Quantum electronics accelerator awarded to Anasua Chatterjee and Ferdinand Kuemmeth
Research facilities at the Niels Bohr Institute, University of Copenhagen, will significantly expand their capabilities for developing new quantum materials and quantum-electronic devices. The Carlsberg Foundation has awarded Assistant Professor Anasua Chatterjee and Associate Professor Ferdinand Kuemmeth an infrastructure grant; adding to the NBI new cryogenic tools to screen quantum devices at low temperature.
They will now have the ability to cycle through and test devices much faster. The researchers seek to explore hybrid quantum materials, for example combining semiconductors and superconductors, for which fast, low temperature characterization is necessary for quick and easy access to statistically significant results.

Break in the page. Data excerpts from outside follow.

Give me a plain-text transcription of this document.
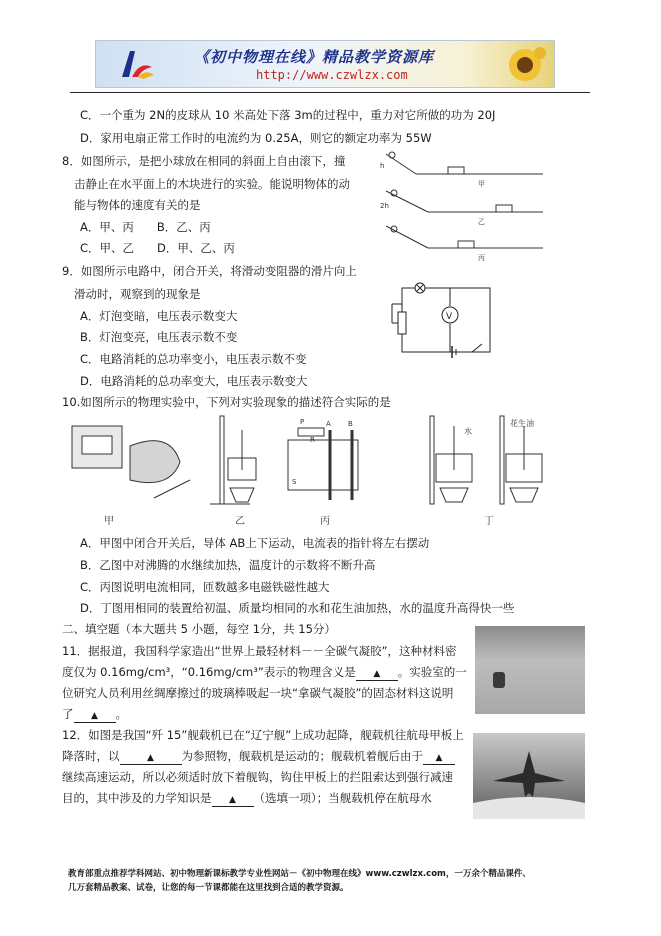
《初中物理在线》精品教学资源库
http://www.czwlzx.com
C．一个重为 2N的皮球从 10 米高处下落 3m的过程中，重力对它所做的功为 20J
D．家用电扇正常工作时的电流约为 0.25A，则它的额定功率为 55W
8．如图所示，是把小球放在相同的斜面上自由滚下，撞
击静止在水平面上的木块进行的实验。能说明物体的动
能与物体的速度有关的是
A．甲、丙　　B．乙、丙
C．甲、乙　　D．甲、乙、丙
甲
乙
丙
h
2h
9．如图所示电路中，闭合开关，将滑动变阻器的滑片向上
滑动时，观察到的现象是
A．灯泡变暗，电压表示数变大
B．灯泡变亮，电压表示数不变
C．电路消耗的总功率变小，电压表示数不变
D．电路消耗的总功率变大，电压表示数变大
V
10.如图所示的物理实验中，下列对实验现象的描述符合实际的是
甲	乙	丙	丁
P
R
S
A B
水
花生油
A．甲图中闭合开关后，导体 AB上下运动，电流表的指针将左右摆动
B．乙图中对沸腾的水继续加热，温度计的示数将不断升高
C．丙图说明电流相同，匝数越多电磁铁磁性越大
D．丁图用相同的装置给初温、质量均相同的水和花生油加热，水的温度升高得快一些
二、填空题（本大题共 5 小题，每空 1分，共 15分）
11．据报道，我国科学家造出“世界上最轻材料－－全碳气凝胶”，这种材料密
度仅为 0.16mg/cm³，“0.16mg/cm³”表示的物理含义是 ▲ 。实验室的一
位研究人员利用丝绸摩擦过的玻璃棒吸起一块“拿碳气凝胶”的固态材料这说明
了 ▲ 。
12．如图是我国“歼 15”舰载机已在“辽宁舰”上成功起降，舰载机往航母甲板上
降落时，以	▲ 为参照物，舰载机是运动的；舰载机着舰后由于 ▲
继续高速运动，所以必须适时放下着舰钩，钩住甲板上的拦阻索达到强行减速
目的，其中涉及的力学知识是 ▲ （选填一项）；当舰载机停在航母水
教育部重点推荐学科网站、初中物理新课标教学专业性网站－《初中物理在线》www.czwlzx.com，一万余个精品课件、
几万套精品教案、试卷，让您的每一节课都能在这里找到合适的教学资源。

Tomorrow’s quantum materials
Anasua Chatterjee predicts that when it comes to hardware for quantum simulators and quantum computers, most quantum technologies will fail or succeed based on an intricate interplay between materials growth, nanofabrication, and quantum device engineering. “We have excellent people within each field, but it is exactly at their intersections that we should support and utilize researchers in a more efficient way.” Even for fundamental insights into materials physics, the combination of different materials offer surprises for physicists when working with quantum properties. Ferdinand Kuemmeth explains the dilemma: “Hybrid devices exhibit their true behavior only after they are built and cooled to sub-kelvin temperatures (temperatures below 1 degree above absolute zero). Having access to rapid cryogenic characterization tools would tremendously accelerate the creation, iteration, and optimization of functional quantum devices.”
High-Throughput Screening of Hybrid Quantum Devices
The project will implement a shared cryogenic screening setup at the Niels Bohr Institute that is capable of characterizing a wide variety of quantum devices down to temperatures below which they exhibit unusual properties dominated by quantum mechanics; for example, the critical temperature for superconductors . The infrastructure acquired will include a state-of-the-art cooler (0.1-300 kelvin) and support multi-channel low- and high-frequency electrical measurements in magnetic fields up to 2 tesla, i.e. 40000 times stronger than the earth magnetic field. A semi-automatic sample loader as well as customized sample holders will allow not only high-throughput screening of new devices, but also the direct transfer of successful devices to existing dilution refrigerators at QDev, which can perform more detailed studies of their fundamental properties at even lower temperatures around 20 millikelvin at the Center for Quantum Devices.